April 20, 2018

Kara Miller meets with Somerville-Cambridge Elder Services patient Louisa Solano to talk about what’s on her iPod. (Photo Credit: Nathan Lamb/Somerville-Cambridge Elder Services)

ABBA, Patsy Cline, and Frank Sinatra are filling the earbuds of elderly people all over America. Why? Eldercare services and nonprofit organizations are increasingly using music as a therapeutic tool to stir up memories and soothe anxiety. Innovation Hub takes a look at the science behind these programs, as well as the lives that they’re changing. 

Three Takeaways

  • Temple University music therapy professor Wendy Magee says that singing and music-related trivia can be enough to spark a person’s memory. She has worked with “people who, if you said to them, ‘What’s your name?’ they weren’t able to actually able to respond with their name. But if you started singing to them, they could complete the last word of a song.”
  • Music & Memory is a nonprofit that uses music to help seniors connect with their past - and improve their mood. Founder Dan Cohen says music engages our brain more than any other part of our senses, including sight and smell. “When someone is listening to their favorite music, the brain is lighting up lights up in many parts... And it is taking advantage of the parts of the brain that are still very functional,” Cohen says.
  • Innovation Hub talked with Elsie Stern, a patient who uses Music & Memory at Somerville-Cambridge Elder Services. She says that music from groups like ABBA not only remind her of younger days when she would go out dancing, but it also helps ease her anxiety. 

More Reading 

Somerville-Cambridge Elder Services client Elsie Stern (second from the left) meets with Kara Miller. Stern says listening to ABBA has helped ease her anxiety. (Photo Credit: Nathan Lamb/Somerville-Cambridge Elder Services)

Staff Playlist

Alec Greaney 

“Mr. Jones” by The Counting Crows - This is my favorite song on the first album I owned, Films About Ghosts. I think I speak for my whole family in saying the shared taste made our living room a peaceful place.
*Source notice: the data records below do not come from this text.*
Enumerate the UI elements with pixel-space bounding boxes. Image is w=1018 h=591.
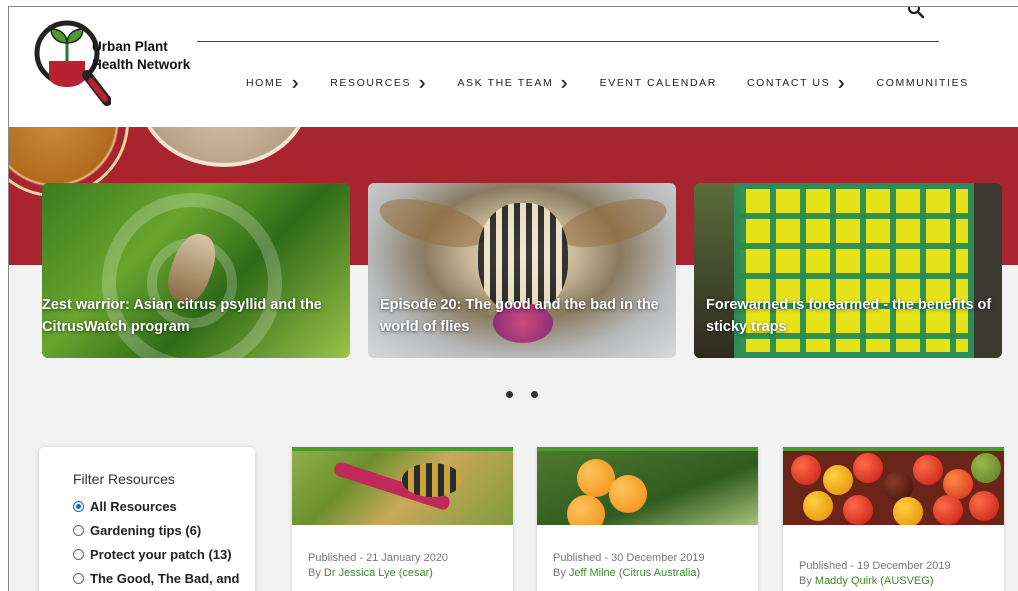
header-divider [197,41,939,42]
nav-event-calendar-label: EVENT CALENDAR [599,77,717,89]
slide-title[interactable]: Zest warrior: Asian citrus psyllid and t… [42,294,350,338]
carousel-slide[interactable]: Forewarned is forearmed - the benefits o… [694,183,1002,358]
resource-card[interactable]: Published - 21 January 2020 By Dr Jessic… [292,447,513,591]
carousel-dots [506,391,556,398]
card-published-date: Published - 21 January 2020 [308,552,449,564]
card-image-detail [913,455,943,485]
radio-icon[interactable] [73,573,84,584]
card-image-detail [843,495,873,525]
nav-communities[interactable]: COMMUNITIES [877,77,969,89]
card-by-label: By [553,567,569,579]
hero-image-circle [139,127,309,167]
card-image-detail [969,491,999,521]
chevron-down-icon: ❯ [290,78,302,88]
card-image-detail [893,497,923,525]
card-image-detail [823,465,853,495]
nav-home[interactable]: HOME ❯ [246,77,300,89]
slide-image [554,189,672,257]
nav-communities-label: COMMUNITIES [876,77,969,89]
brand-name[interactable]: Urban Plant Health Network [92,38,212,74]
card-author-link[interactable]: Dr Jessica Lye (cesar) [324,567,433,579]
card-meta: Published - 30 December 2019 By Jeff Mil… [537,551,758,581]
card-published-date: Published - 30 December 2019 [553,552,705,564]
card-image-detail [567,495,605,525]
nav-home-label: HOME [246,77,284,89]
filter-option-label: The Good, The Bad, and [90,571,240,586]
card-image[interactable] [537,451,758,525]
card-image[interactable] [292,451,513,525]
search-icon[interactable] [907,6,925,19]
resource-card[interactable]: Published - 19 December 2019 By Maddy Qu… [783,447,1004,591]
chevron-down-icon: ❯ [560,78,571,88]
card-by-label: By [308,567,324,579]
carousel-dot[interactable] [506,391,513,398]
card-published-date: Published - 19 December 2019 [799,560,951,572]
carousel-slide[interactable]: Episode 20: The good and the bad in the … [368,183,676,358]
page-frame: Urban Plant Health Network HOME ❯ RESOURC… [8,6,1018,591]
nav-resources[interactable]: RESOURCES ❯ [330,77,427,89]
brand-name-line2: Health Network [92,57,191,72]
brand-name-line1: Urban Plant [92,39,168,54]
nav-contact-us-label: CONTACT US [746,77,831,89]
card-image[interactable] [783,451,1004,525]
filter-option-label: Gardening tips (6) [90,523,202,538]
card-image-detail [402,463,462,497]
site-header: Urban Plant Health Network HOME ❯ RESOURC… [9,7,1018,127]
nav-ask-the-team-label: ASK THE TEAM [457,77,554,89]
slide-title[interactable]: Forewarned is forearmed - the benefits o… [694,294,1002,338]
filter-option-all-resources[interactable]: All Resources [73,499,255,514]
card-image-detail [933,495,963,525]
card-meta: Published - 21 January 2020 By Dr Jessic… [292,551,513,581]
card-by-label: By [799,575,815,587]
filter-panel: Filter Resources All Resources Gardening… [39,447,255,591]
nav-event-calendar[interactable]: EVENT CALENDAR [600,77,717,89]
nav-resources-label: RESOURCES [330,77,412,89]
filter-option-good-bad[interactable]: The Good, The Bad, and [73,571,255,586]
carousel-dot[interactable] [531,391,538,398]
filter-option-label: Protect your patch (13) [90,547,232,562]
filter-title: Filter Resources [73,471,175,487]
card-author-link[interactable]: Maddy Quirk (AUSVEG) [815,575,934,587]
filter-option-gardening-tips[interactable]: Gardening tips (6) [73,523,255,538]
card-meta: Published - 19 December 2019 By Maddy Qu… [783,559,1004,589]
filter-option-label: All Resources [90,499,177,514]
nav-contact-us[interactable]: CONTACT US ❯ [747,77,847,89]
radio-icon[interactable] [73,525,84,536]
carousel-slide[interactable]: Zest warrior: Asian citrus psyllid and t… [42,183,350,358]
card-image-detail [609,475,647,513]
card-image-detail [791,455,821,485]
card-image-detail [853,453,883,483]
radio-checked-icon[interactable] [73,501,84,512]
resource-card[interactable]: Published - 30 December 2019 By Jeff Mil… [537,447,758,591]
chevron-down-icon: ❯ [417,78,429,88]
filter-option-protect-your-patch[interactable]: Protect your patch (13) [73,547,255,562]
card-image-detail [971,453,1001,483]
chevron-down-icon: ❯ [836,78,848,88]
radio-icon[interactable] [73,549,84,560]
slide-title[interactable]: Episode 20: The good and the bad in the … [368,294,676,338]
main-nav: HOME ❯ RESOURCES ❯ ASK THE TEAM ❯ EVENT CAL… [246,77,999,89]
card-author-link[interactable]: Jeff Milne (Citrus Australia) [569,567,700,579]
slide-image [374,189,492,257]
nav-ask-the-team[interactable]: ASK THE TEAM ❯ [457,77,569,89]
card-image-detail [803,491,833,521]
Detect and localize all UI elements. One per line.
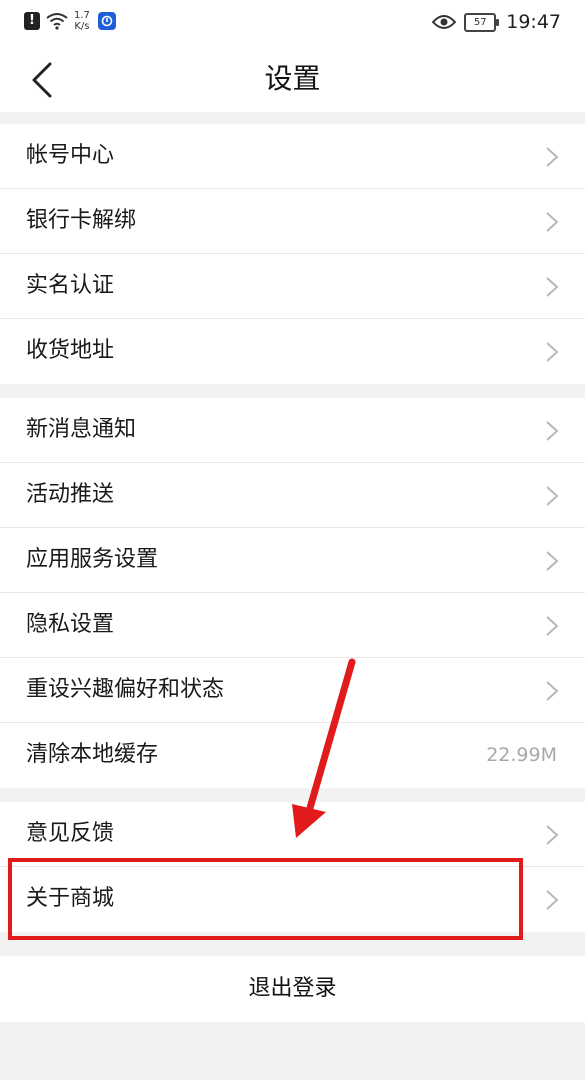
row-label: 收货地址	[26, 338, 115, 363]
cache-size-value: 22.99M	[486, 744, 557, 766]
row-label: 帐号中心	[26, 143, 115, 168]
settings-row-feedback[interactable]: 意见反馈	[0, 802, 585, 867]
settings-group-account: 帐号中心 银行卡解绑 实名认证 收货地址	[0, 124, 585, 384]
network-speed-unit: K/s	[74, 21, 90, 32]
status-bar-left: ! 1.7 K/s	[24, 10, 116, 32]
settings-row-activity-push[interactable]: 活动推送	[0, 463, 585, 528]
settings-row-reset-interest-preferences[interactable]: 重设兴趣偏好和状态	[0, 658, 585, 723]
battery-icon: 57	[464, 12, 500, 32]
chevron-right-icon	[546, 147, 559, 167]
settings-group-about: 意见反馈 关于商城	[0, 802, 585, 932]
row-label: 新消息通知	[26, 417, 137, 442]
row-label: 活动推送	[26, 482, 115, 507]
clock: 19:47	[506, 11, 561, 33]
page-title: 设置	[264, 62, 321, 95]
row-label: 银行卡解绑	[26, 208, 137, 233]
nav-bar: 设置	[0, 46, 585, 112]
settings-group-preferences: 新消息通知 活动推送 应用服务设置 隐私设置 重设兴趣偏好和状态 清除本地缓存 …	[0, 398, 585, 788]
row-label: 实名认证	[26, 273, 115, 298]
network-speed: 1.7 K/s	[74, 10, 90, 32]
chevron-right-icon	[546, 212, 559, 232]
settings-row-unbind-bank-card[interactable]: 银行卡解绑	[0, 189, 585, 254]
chevron-right-icon	[546, 616, 559, 636]
settings-row-about-mall[interactable]: 关于商城	[0, 867, 585, 932]
settings-row-clear-local-cache[interactable]: 清除本地缓存 22.99M	[0, 723, 585, 788]
shield-icon	[101, 15, 113, 27]
logout-button[interactable]: 退出登录	[0, 956, 585, 1022]
chevron-right-icon	[546, 551, 559, 571]
back-button[interactable]	[22, 60, 62, 100]
chevron-right-icon	[546, 342, 559, 362]
chevron-right-icon	[546, 681, 559, 701]
wifi-icon	[46, 13, 68, 30]
chevron-right-icon	[546, 277, 559, 297]
settings-row-real-name-verification[interactable]: 实名认证	[0, 254, 585, 319]
row-label: 隐私设置	[26, 612, 115, 637]
chevron-right-icon	[546, 421, 559, 441]
chevron-right-icon	[546, 486, 559, 506]
row-label: 应用服务设置	[26, 547, 159, 572]
status-bar: ! 1.7 K/s 57 19:47	[0, 0, 585, 46]
settings-row-privacy-settings[interactable]: 隐私设置	[0, 593, 585, 658]
settings-row-shipping-address[interactable]: 收货地址	[0, 319, 585, 384]
eye-icon	[432, 15, 457, 29]
row-label: 意见反馈	[26, 821, 115, 846]
network-speed-value: 1.7	[74, 10, 90, 21]
alert-icon: !	[24, 12, 40, 30]
settings-row-account-center[interactable]: 帐号中心	[0, 124, 585, 189]
row-label: 关于商城	[26, 886, 115, 911]
settings-row-new-message-notification[interactable]: 新消息通知	[0, 398, 585, 463]
chevron-right-icon	[546, 825, 559, 845]
app-notification-icon	[97, 12, 116, 30]
settings-row-app-service-settings[interactable]: 应用服务设置	[0, 528, 585, 593]
row-label: 重设兴趣偏好和状态	[26, 677, 225, 702]
status-bar-right: 57 19:47	[432, 11, 561, 33]
chevron-right-icon	[546, 890, 559, 910]
row-label: 清除本地缓存	[26, 742, 159, 767]
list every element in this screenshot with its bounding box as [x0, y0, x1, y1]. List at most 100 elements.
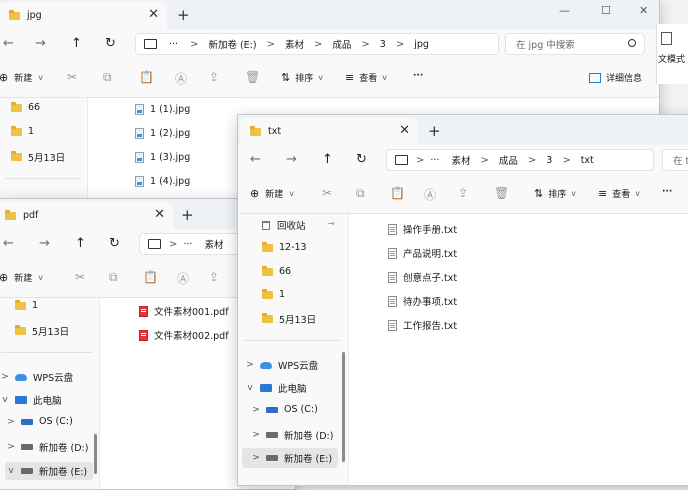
file-item[interactable]: 文件素材001.pdf — [139, 304, 229, 318]
chevron-right-icon[interactable]: > — [0, 372, 11, 382]
tab-jpg[interactable]: jpg ✕ — [0, 2, 167, 29]
nav-this-pc[interactable]: v 此电脑 — [244, 381, 306, 395]
nav-folder-66[interactable]: 66 — [11, 101, 40, 113]
nav-drive-e[interactable]: v 新加卷 (E:) — [5, 462, 93, 480]
file-item[interactable]: 待办事项.txt — [388, 294, 457, 308]
nav-wps-cloud[interactable]: > WPS云盘 — [244, 358, 318, 372]
minimize-icon[interactable]: — — [559, 4, 570, 17]
rename-icon[interactable]: Ⓐ — [175, 70, 187, 87]
nav-this-pc[interactable]: v 此电脑 — [0, 393, 61, 407]
nav-folder-66[interactable]: 66 — [262, 265, 291, 277]
nav-scrollbar[interactable] — [342, 352, 345, 462]
nav-drive-c[interactable]: > OS (C:) — [5, 416, 73, 427]
new-tab-icon[interactable]: + — [177, 6, 190, 24]
copy-icon[interactable]: ⧉ — [109, 270, 118, 285]
up-icon[interactable]: ↑ — [75, 236, 86, 251]
refresh-icon[interactable]: ↻ — [105, 36, 116, 51]
delete-icon[interactable]: 🗑 — [245, 70, 260, 84]
more-crumbs[interactable]: ··· — [169, 39, 178, 50]
file-item[interactable]: 工作报告.txt — [388, 318, 457, 332]
nav-folder-1[interactable]: 1 — [262, 288, 285, 300]
file-item[interactable]: 1 (1).jpg — [135, 104, 190, 115]
chevron-right-icon[interactable]: > — [250, 430, 262, 440]
copy-icon[interactable]: ⧉ — [103, 70, 112, 85]
file-item[interactable]: 文件素材002.pdf — [139, 328, 229, 342]
cut-icon[interactable]: ✂ — [67, 70, 77, 84]
nav-folder-may13[interactable]: 5月13日 — [15, 324, 69, 338]
file-item[interactable]: 创意点子.txt — [388, 270, 457, 284]
nav-wps-cloud[interactable]: > WPS云盘 — [0, 370, 73, 384]
search-input[interactable]: 在 t — [662, 149, 688, 171]
pin-icon[interactable]: ⊸ — [328, 219, 335, 228]
forward-icon[interactable]: → — [39, 236, 50, 251]
share-icon[interactable]: ⇪ — [209, 270, 219, 284]
new-tab-icon[interactable]: + — [428, 122, 441, 140]
crumb-sucai[interactable]: 素材 — [451, 153, 470, 167]
view-button[interactable]: ≡ 查看 v — [345, 71, 387, 84]
crumb-drive[interactable]: 新加卷 (E:) — [208, 37, 256, 51]
breadcrumb[interactable]: > ··· 素材 > 成品 > 3 > txt — [386, 149, 654, 171]
crumb-jpg[interactable]: jpg — [414, 39, 429, 50]
back-icon[interactable]: ← — [250, 152, 261, 167]
close-tab-icon[interactable]: ✕ — [154, 207, 165, 222]
nav-folder-1[interactable]: 1 — [11, 125, 34, 137]
forward-icon[interactable]: → — [35, 36, 46, 51]
nav-recycle-bin[interactable]: 回收站 — [262, 218, 306, 232]
more-options-button[interactable]: ··· — [413, 71, 423, 81]
share-icon[interactable]: ⇪ — [458, 186, 468, 200]
back-icon[interactable]: ← — [3, 236, 14, 251]
mode-label[interactable]: 文模式 — [658, 52, 685, 65]
nav-drive-d[interactable]: > 新加卷 (D:) — [250, 428, 333, 442]
crumb-chengpin[interactable]: 成品 — [499, 153, 518, 167]
sort-button[interactable]: ⇅ 排序 v — [534, 187, 576, 200]
tab-txt[interactable]: txt ✕ — [240, 118, 418, 145]
nav-folder-may13[interactable]: 5月13日 — [11, 150, 65, 164]
up-icon[interactable]: ↑ — [71, 36, 82, 51]
back-icon[interactable]: ← — [3, 36, 14, 51]
chevron-right-icon[interactable]: > — [244, 360, 256, 370]
refresh-icon[interactable]: ↻ — [109, 236, 120, 251]
chevron-down-icon[interactable]: v — [5, 466, 17, 476]
new-tab-icon[interactable]: + — [181, 206, 194, 224]
nav-drive-c[interactable]: > OS (C:) — [250, 404, 318, 415]
file-item[interactable]: 1 (3).jpg — [135, 152, 190, 163]
chevron-right-icon[interactable]: > — [5, 417, 17, 427]
nav-drive-e[interactable]: > 新加卷 (E:) — [242, 448, 338, 468]
close-tab-icon[interactable]: ✕ — [399, 123, 410, 138]
paste-icon[interactable]: 📋 — [139, 70, 154, 84]
file-item[interactable]: 1 (4).jpg — [135, 176, 190, 187]
refresh-icon[interactable]: ↻ — [356, 152, 367, 167]
close-tab-icon[interactable]: ✕ — [148, 7, 159, 22]
more-crumbs[interactable]: ··· — [183, 239, 192, 250]
paste-icon[interactable]: 📋 — [390, 186, 405, 200]
cut-icon[interactable]: ✂ — [322, 186, 332, 200]
crumb-sucai[interactable]: 素材 — [204, 237, 223, 251]
nav-folder-1[interactable]: 1 — [15, 299, 38, 311]
nav-scrollbar[interactable] — [94, 434, 97, 474]
chevron-right-icon[interactable]: > — [5, 442, 17, 452]
copy-icon[interactable]: ⧉ — [356, 186, 365, 201]
new-button[interactable]: ⊕ 新建 v — [250, 187, 294, 200]
crumb-txt[interactable]: txt — [581, 155, 594, 166]
chevron-down-icon[interactable]: v — [0, 395, 11, 405]
view-button[interactable]: ≡ 查看 v — [598, 187, 640, 200]
search-input[interactable]: 在 jpg 中搜索 — [505, 33, 645, 55]
crumb-3[interactable]: 3 — [546, 155, 552, 166]
delete-icon[interactable]: 🗑 — [494, 186, 509, 200]
file-item[interactable]: 产品说明.txt — [388, 246, 457, 260]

“Beta Love” by Ra Ra Riot - This is one of those songs that I can put on repeat and still not get sick of it. More importantly, it helped me survive grueling, paper-writing hours in a corner library carrel.

Matt Purdy 

“Two-Headed Boy,” by Neutral Milk Hotel - The research says our musical tastes freeze somewhere in our late teens and early 20s. This is one of the songs I loved most during that time. 

“I’ll Fly Away” by Gillian Welch, Alison Krauss - I have a soft spot for country folk songs. I have no doubt I’ll be playing this song many years from now on whatever futuristic headphones I’m using at the time.

Kara Miller

“Tapestry” by Carole King - My mom had this record, and we listened to it a lot. I remember the album cover so well, which has Carole King in bare feet, with a sweater she made – and her cat.

“Under the Bridge” by Red Hot Chili Peppers - I feel like everyone played this when I was in high school. When I hear it, I think of being in 9th grade. 

Marc Sollinger 

“Jesus Etc.,” by WILCO - My dad did not understand or enjoy Wilco at all, but he still took me to a Wilco concert, so every time I hear Jesus Etc., I think of him. 

“The Boxer,” by Simon and Garfunkel -  I feel like I heard Simon and Garfunkel’s Concert in Central Park album on a constant loop between the ages of four and seven. There are worse albums to hear on a constant loop. 

Marc Filippino 

“The Underdog,” by Spoon - This song came out my freshman year of college and I came across it my junior year, right before I went to study abroad. It felt it was a like a good way of signaling in a new chapter of my life. 

“Sunday Candy,” Donnie Trumpet & The Social Experiment - “Sunday Candy” was my first introduction to Chance the Rapper when I was living in Chicago. I’ll always associate this song and his music with the three years I spent out there. 

Rowena Lindsay

“Mr. Tambourine Man” by Bob Dylan – There was a lot of Dylan played at my house growing up. “Mr. Tambourine Man” has always been one of my favorites and I have found myself connecting with different lyrics during different phases of my life.

“History Eraser” by Courtney Barnett – I knew I had found a new favorite artist about 30 seconds into listening to the album “A Sea of Split Peas” for the first time. Her witty and melancholy lyrics got me through the more grueling parts of college.